In the past two ListenerThink surveys, we’ve explored Pandora’s challenge to traditional, terrestrial radio. Last month, we studied the differences between Pandora and FM/AM among Pandora’s listeners — differences which weigh heavily in Pandora’s favor. Now, in the final episode of our Pandora Trilogy, we explore how the radio “empire” can “strike back”…
Specifically, what do Pandora listeners think radio does better than Pandora? What do they dislike about Pandora?
We conducted an online survey May 1-3, netting 751 Pandora listeners (those who have ever listened to it) who are also radio listeners, age 18-64. Here’s what we learned…
Not surprisingly, radio’s #1 edge over Pandora is its availability…especially its availability in vehicles:
|What is it about FM/AM radio that makes it better than Pandora?|
|Available in car/truck||13%|
|More variety of stations/music||7|
|More convenient/Easier to use||6|
|Don’t need internet/PC/phone||3|
|Has newest/current songs||2|
|Easy/Quick to change stations||2|
|Used to it/Habit/Traditional||1|
(The total exceeds 100% because respondents can name and be credited for more than one.)
Unfortunately, radio’s “in car” edge will erode over the long haul. Auto makers are already beginning to add Pandora access (and online access in general) to their vehicles. But as the table reveals, radio has other advantages…
The variety of stations and music is radio’s #2 edge (mentioned by 7%). And radio makes it easy and quick to switch from one station to another (mentioned by 2%). In general, a number find radio more convenient and easier to use (6%)…accessible everywhere (5%), without the internet, PC or phone (3%).
And radio has specific content advantages among some Pandora listeners. It delivers valuable information (6%) and it’s local (6%). Personalities are another edge (at 4%), with Talk radio specifically mentioned (by 5%).
Some might argue that these are low percentages that I’m pointing out. They’re right. But remember, these are Pandora listeners, and what they volunteer about radio is significant.
One respondent put it especially well:
I like the connectedness to the city and hearing new music. It’s nice also to listen to the local DJ’s…Also, it usually easier for me to listen to the radio, whether in my car or at home.
As an unabashed fan of radio working with radio, I want radio’s perceived advantages to be top-of-mind with more listeners! That’s the purpose of this research…to find promising “nuggets” of perception that can resonate with the larger population of listeners — among them, the 27% of Pandora listeners who don’t know what makes radio better.
One thing we learned is that the focus of radio marketers should not be on the negatives of Pandora.
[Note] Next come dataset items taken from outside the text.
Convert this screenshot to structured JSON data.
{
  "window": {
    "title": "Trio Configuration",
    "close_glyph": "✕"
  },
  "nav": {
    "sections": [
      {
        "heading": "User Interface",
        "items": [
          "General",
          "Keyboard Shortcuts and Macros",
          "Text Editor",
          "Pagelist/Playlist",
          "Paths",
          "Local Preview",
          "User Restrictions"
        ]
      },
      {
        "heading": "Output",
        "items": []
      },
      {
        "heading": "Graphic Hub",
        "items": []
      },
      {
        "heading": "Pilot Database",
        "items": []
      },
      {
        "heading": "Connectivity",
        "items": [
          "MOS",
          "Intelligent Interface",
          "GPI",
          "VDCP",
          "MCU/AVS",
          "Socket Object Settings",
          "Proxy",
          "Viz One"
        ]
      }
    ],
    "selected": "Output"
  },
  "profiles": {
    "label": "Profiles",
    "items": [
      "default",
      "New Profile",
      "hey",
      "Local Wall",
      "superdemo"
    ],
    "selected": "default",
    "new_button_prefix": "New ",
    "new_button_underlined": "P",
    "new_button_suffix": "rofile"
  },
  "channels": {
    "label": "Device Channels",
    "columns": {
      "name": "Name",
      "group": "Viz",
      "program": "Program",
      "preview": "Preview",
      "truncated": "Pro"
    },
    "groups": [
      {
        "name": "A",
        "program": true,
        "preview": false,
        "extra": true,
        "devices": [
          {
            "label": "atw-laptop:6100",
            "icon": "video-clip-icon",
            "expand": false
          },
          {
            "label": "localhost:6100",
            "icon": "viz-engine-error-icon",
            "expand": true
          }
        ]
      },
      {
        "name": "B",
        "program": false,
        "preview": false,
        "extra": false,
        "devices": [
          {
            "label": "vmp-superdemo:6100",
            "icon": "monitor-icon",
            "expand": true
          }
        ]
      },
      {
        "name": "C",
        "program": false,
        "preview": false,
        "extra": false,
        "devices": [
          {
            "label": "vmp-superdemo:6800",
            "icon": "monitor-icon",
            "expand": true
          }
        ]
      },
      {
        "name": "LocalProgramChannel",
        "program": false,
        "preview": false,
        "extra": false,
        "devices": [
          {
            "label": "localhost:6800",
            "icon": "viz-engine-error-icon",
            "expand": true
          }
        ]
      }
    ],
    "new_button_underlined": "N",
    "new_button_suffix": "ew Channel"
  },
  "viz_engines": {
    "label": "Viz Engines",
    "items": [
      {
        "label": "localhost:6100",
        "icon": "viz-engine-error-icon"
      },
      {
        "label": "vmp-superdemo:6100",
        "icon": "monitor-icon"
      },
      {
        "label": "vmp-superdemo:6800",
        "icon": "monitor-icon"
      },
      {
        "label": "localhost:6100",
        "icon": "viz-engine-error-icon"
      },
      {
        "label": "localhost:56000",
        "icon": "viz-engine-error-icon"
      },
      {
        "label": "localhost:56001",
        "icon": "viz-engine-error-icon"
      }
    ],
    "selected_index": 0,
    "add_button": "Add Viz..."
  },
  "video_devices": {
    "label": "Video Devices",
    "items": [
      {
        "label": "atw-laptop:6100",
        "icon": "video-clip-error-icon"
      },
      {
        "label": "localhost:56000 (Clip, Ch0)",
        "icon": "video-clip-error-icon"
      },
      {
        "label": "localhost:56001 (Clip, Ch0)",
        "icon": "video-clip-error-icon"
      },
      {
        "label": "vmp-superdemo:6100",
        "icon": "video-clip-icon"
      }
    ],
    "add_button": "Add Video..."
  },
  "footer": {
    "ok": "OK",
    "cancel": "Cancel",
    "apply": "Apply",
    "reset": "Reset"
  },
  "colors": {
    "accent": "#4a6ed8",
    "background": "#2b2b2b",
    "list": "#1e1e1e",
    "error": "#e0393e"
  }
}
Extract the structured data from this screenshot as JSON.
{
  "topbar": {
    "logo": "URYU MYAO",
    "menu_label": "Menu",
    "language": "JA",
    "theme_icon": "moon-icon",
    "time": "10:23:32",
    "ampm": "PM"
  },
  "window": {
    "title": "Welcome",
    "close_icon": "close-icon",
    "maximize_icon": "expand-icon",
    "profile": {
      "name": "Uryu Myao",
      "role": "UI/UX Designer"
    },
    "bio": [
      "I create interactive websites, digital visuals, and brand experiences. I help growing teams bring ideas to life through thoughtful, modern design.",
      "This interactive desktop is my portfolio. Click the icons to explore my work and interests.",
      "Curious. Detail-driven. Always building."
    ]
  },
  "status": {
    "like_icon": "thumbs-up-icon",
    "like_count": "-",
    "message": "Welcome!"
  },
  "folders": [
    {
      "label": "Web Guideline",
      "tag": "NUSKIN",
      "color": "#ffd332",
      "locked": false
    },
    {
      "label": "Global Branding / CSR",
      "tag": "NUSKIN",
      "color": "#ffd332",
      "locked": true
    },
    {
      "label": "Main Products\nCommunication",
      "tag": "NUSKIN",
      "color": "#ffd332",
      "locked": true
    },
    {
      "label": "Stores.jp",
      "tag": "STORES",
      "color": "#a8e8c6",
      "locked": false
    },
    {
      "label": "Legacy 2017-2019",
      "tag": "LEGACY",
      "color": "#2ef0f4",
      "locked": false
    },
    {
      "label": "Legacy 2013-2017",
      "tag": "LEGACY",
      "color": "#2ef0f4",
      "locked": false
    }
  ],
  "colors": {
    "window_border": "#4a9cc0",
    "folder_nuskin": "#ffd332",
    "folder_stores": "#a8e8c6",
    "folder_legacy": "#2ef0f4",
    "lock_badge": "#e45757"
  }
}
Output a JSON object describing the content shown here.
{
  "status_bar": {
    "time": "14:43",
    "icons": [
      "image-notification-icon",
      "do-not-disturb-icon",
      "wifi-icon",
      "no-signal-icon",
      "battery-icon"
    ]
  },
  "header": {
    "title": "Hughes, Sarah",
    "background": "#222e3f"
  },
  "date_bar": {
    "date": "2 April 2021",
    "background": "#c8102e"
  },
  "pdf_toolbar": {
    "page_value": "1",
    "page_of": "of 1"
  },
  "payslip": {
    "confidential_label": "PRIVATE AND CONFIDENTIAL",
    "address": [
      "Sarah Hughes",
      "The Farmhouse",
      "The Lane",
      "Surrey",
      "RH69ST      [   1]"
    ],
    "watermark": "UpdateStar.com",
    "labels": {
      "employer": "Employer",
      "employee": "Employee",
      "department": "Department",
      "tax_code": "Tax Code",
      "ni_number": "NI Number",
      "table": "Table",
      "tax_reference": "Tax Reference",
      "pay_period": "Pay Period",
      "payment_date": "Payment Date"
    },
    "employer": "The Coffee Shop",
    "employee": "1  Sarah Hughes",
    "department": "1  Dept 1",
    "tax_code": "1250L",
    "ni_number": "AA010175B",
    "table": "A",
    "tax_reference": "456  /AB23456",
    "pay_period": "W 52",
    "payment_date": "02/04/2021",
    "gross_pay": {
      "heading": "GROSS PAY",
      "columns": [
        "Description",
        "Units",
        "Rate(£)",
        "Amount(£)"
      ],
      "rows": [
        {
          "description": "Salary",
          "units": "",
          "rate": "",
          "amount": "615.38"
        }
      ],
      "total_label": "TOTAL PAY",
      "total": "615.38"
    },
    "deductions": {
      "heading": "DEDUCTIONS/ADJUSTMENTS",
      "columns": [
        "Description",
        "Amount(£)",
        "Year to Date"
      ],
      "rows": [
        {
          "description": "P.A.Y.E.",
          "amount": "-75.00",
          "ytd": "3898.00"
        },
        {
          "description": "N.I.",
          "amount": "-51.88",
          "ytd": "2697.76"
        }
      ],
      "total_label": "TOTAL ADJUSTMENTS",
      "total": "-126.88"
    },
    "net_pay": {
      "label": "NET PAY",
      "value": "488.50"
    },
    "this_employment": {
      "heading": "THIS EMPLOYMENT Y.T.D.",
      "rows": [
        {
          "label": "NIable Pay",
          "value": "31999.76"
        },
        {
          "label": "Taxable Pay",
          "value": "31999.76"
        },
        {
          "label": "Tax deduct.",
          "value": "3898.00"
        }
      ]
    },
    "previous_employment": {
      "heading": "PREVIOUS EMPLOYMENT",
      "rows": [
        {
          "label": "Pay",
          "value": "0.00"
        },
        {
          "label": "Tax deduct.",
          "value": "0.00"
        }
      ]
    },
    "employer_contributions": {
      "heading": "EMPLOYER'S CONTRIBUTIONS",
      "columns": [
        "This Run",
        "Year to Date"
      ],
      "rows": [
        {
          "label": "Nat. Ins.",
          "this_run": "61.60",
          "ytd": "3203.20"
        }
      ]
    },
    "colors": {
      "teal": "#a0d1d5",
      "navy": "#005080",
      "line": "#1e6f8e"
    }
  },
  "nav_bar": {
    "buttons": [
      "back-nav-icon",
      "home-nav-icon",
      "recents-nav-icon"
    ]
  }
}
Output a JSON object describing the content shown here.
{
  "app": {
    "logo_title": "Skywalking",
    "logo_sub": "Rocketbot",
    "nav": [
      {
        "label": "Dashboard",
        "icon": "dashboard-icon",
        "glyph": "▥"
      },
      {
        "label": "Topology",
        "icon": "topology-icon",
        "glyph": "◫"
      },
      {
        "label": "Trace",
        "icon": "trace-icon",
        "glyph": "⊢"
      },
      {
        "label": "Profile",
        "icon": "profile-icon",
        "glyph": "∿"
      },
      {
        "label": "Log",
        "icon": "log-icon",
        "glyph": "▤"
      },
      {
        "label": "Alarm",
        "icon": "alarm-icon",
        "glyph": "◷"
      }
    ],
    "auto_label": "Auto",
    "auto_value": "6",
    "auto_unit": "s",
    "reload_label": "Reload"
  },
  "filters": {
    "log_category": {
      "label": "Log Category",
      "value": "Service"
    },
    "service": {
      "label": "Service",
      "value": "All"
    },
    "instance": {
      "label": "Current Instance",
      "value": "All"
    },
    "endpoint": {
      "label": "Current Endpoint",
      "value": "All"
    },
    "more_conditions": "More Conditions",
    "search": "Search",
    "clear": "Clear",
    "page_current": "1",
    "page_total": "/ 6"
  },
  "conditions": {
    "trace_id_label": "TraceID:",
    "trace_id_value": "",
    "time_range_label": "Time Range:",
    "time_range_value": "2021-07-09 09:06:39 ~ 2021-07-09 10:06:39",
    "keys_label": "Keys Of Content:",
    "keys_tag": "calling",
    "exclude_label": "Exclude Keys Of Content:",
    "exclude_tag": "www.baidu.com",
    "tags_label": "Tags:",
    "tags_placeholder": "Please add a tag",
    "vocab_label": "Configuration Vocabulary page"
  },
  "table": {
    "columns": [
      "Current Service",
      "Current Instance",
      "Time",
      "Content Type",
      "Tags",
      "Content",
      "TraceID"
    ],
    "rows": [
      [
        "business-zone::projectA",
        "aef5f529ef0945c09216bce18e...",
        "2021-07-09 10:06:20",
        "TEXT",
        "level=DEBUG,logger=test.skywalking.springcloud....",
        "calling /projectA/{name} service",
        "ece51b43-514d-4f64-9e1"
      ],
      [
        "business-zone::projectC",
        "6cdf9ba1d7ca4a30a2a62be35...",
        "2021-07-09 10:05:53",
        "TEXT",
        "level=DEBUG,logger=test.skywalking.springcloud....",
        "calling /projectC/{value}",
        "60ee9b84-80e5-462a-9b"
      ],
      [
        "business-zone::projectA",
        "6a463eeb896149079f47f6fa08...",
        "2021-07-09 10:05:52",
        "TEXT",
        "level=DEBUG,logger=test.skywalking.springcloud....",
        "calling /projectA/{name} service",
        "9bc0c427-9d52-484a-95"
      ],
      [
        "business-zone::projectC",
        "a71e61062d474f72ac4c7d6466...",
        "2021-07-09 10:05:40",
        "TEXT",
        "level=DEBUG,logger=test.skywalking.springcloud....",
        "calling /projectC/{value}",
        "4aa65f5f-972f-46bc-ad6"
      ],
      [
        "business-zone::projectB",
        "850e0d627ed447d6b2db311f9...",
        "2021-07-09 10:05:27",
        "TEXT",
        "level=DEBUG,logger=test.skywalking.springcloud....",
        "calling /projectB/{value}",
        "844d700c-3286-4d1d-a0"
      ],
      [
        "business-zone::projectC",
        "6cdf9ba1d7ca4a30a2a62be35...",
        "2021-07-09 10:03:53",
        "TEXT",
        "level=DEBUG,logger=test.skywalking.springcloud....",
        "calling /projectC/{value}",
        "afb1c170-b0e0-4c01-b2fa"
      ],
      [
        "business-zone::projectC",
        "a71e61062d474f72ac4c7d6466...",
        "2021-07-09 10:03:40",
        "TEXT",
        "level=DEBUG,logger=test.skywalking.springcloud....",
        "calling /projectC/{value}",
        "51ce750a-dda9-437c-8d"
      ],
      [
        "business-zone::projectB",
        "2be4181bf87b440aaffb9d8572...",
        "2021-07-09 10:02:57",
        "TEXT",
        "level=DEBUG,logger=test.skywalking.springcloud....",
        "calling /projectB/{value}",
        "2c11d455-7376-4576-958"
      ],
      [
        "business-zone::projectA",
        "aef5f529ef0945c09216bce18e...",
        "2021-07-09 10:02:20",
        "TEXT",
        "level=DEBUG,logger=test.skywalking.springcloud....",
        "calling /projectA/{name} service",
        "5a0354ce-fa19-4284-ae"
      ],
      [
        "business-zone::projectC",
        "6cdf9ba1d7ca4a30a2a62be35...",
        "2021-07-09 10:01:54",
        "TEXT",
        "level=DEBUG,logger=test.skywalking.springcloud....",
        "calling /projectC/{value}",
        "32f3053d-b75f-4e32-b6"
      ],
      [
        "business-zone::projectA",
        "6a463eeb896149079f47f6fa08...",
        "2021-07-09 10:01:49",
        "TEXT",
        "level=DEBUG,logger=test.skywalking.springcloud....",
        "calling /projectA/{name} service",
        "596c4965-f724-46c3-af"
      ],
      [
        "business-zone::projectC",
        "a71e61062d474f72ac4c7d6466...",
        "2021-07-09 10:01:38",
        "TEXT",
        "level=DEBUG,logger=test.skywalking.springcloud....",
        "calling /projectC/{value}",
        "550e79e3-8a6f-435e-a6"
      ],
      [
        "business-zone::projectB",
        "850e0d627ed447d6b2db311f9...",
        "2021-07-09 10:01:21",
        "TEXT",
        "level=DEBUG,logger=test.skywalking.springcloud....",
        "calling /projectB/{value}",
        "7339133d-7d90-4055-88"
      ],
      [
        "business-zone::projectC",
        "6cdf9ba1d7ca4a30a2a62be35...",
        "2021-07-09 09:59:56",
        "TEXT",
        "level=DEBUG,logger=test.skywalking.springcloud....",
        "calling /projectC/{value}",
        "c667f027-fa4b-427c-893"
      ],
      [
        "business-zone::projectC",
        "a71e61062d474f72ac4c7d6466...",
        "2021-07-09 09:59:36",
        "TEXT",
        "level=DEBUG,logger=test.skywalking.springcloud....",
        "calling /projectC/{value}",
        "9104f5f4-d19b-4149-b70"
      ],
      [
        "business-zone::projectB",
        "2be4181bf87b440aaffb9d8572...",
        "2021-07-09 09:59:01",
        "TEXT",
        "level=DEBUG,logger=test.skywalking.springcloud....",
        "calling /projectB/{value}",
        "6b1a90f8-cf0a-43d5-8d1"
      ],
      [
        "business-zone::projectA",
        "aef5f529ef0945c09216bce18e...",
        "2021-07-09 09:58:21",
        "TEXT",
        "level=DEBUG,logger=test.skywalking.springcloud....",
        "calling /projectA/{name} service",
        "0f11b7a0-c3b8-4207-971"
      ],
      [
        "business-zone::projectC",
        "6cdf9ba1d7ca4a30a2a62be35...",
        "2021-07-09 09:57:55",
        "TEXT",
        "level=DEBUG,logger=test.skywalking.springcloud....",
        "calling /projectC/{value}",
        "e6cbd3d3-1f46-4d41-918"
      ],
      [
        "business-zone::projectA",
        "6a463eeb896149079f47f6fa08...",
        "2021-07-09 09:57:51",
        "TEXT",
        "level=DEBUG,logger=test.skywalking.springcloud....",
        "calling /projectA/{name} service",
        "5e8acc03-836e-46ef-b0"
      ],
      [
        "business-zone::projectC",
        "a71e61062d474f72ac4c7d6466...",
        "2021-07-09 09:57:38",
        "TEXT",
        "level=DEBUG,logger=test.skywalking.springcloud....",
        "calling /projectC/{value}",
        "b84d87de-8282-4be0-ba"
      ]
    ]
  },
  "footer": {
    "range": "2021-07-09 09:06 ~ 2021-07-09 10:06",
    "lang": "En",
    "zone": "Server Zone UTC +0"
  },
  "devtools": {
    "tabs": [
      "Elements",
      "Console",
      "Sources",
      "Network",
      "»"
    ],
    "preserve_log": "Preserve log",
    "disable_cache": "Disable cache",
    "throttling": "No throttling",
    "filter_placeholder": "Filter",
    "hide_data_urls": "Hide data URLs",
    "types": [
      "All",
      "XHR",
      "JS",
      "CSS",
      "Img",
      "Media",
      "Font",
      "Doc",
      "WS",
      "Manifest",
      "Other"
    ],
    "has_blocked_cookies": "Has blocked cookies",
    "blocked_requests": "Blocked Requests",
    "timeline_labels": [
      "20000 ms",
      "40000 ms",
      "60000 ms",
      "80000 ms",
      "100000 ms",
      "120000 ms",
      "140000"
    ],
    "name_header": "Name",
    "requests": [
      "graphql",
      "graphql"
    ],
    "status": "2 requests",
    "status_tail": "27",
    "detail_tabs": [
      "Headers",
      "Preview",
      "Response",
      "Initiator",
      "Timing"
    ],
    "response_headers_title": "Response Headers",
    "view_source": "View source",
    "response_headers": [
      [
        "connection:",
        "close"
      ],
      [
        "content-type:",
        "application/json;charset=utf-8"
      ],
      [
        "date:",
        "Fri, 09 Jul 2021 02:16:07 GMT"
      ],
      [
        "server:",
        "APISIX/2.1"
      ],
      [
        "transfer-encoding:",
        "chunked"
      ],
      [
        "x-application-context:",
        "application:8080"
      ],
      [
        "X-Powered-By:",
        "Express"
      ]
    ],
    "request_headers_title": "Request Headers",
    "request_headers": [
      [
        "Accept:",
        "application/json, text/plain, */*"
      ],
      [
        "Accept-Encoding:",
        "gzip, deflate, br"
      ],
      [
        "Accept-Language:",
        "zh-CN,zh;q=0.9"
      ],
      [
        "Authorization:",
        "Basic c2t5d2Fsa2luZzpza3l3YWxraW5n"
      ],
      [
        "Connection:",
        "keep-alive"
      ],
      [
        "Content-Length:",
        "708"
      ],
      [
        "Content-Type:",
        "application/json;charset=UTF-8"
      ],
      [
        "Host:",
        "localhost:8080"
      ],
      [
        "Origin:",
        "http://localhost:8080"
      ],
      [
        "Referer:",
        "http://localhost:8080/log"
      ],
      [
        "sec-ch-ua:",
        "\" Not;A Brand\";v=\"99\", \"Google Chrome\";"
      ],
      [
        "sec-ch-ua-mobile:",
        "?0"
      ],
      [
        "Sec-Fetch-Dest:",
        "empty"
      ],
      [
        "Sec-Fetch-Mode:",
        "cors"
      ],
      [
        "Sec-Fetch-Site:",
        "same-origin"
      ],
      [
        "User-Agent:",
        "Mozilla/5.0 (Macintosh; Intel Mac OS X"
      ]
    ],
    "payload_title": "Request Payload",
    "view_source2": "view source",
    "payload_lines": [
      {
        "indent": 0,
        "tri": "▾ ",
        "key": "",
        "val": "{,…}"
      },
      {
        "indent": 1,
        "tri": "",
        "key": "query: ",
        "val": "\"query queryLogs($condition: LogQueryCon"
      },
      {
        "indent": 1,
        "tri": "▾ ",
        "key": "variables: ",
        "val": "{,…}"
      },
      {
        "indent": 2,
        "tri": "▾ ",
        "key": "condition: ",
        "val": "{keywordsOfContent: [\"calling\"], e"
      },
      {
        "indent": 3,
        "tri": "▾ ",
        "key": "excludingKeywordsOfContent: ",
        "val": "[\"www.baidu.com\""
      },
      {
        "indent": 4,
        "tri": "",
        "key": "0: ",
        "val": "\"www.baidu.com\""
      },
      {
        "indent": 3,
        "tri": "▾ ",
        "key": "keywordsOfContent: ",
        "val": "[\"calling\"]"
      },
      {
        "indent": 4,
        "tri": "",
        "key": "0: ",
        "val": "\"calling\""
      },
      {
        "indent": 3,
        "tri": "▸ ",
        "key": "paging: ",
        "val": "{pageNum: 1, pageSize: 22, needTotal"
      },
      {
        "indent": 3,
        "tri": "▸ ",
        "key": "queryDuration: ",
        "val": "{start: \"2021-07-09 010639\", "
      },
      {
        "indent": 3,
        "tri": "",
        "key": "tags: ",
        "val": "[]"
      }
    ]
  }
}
Seemingly, Pandora’s vulnerabilities would be the flip side of radio’s advantages (for example, that it’s not very available in vehicles, or that it’s not local, etc.) There’s some of that, to be sure, in listeners perceptions. But Pandora’s biggest negatives relate more to Pandora itself than to traditional radio…that it, too, has commercials, or that it limits the number of times listeners can skip songs they don’t like:
|What do you dislike about Pandora?|
|Pay/Fee if no commercials||4|
|Need internet access/usage||3|
|Can’t select specific songs/artists||3|
|Dislike songs/artists played||3|
|Stops playing if you don’t provide input||2|
|Inconvenient/Hard to use||2|
|Not available in car/truck||2|
And then, there’s the 35% that finds nothing to dislike about Pandora, and the 24% that don’t know what they dislike. So it’s fair to say that Pandora is hardly without its own concerns, but its listeners quite like it, overall.
Therefore, traditional radio’s marketing focus should be on what it delivers, rather than what Pandora won’t or can’t. And this applies to the numerous other services than compete for listeners’ share of mind (and ear).
Of course, that would involve radio actively marketing to compete with its numerous new media challengers…something we’ve not observed in the industry, unfortunately. Instead, too many radio companies are delivering less local focus and service, less relevant news and information, fewer compelling personalities.
This might be great for their short-term “bottom lines,” but it’s very bad for the long-term future of traditional radio. And with competition from alternatives like Pandora, it comes at the worst possible time for the industry.
To survive and thrive in the new media environment, radio needs to focus on what it does better than any other medium…both on the air, and in an aggressive and ongoing marketing effort.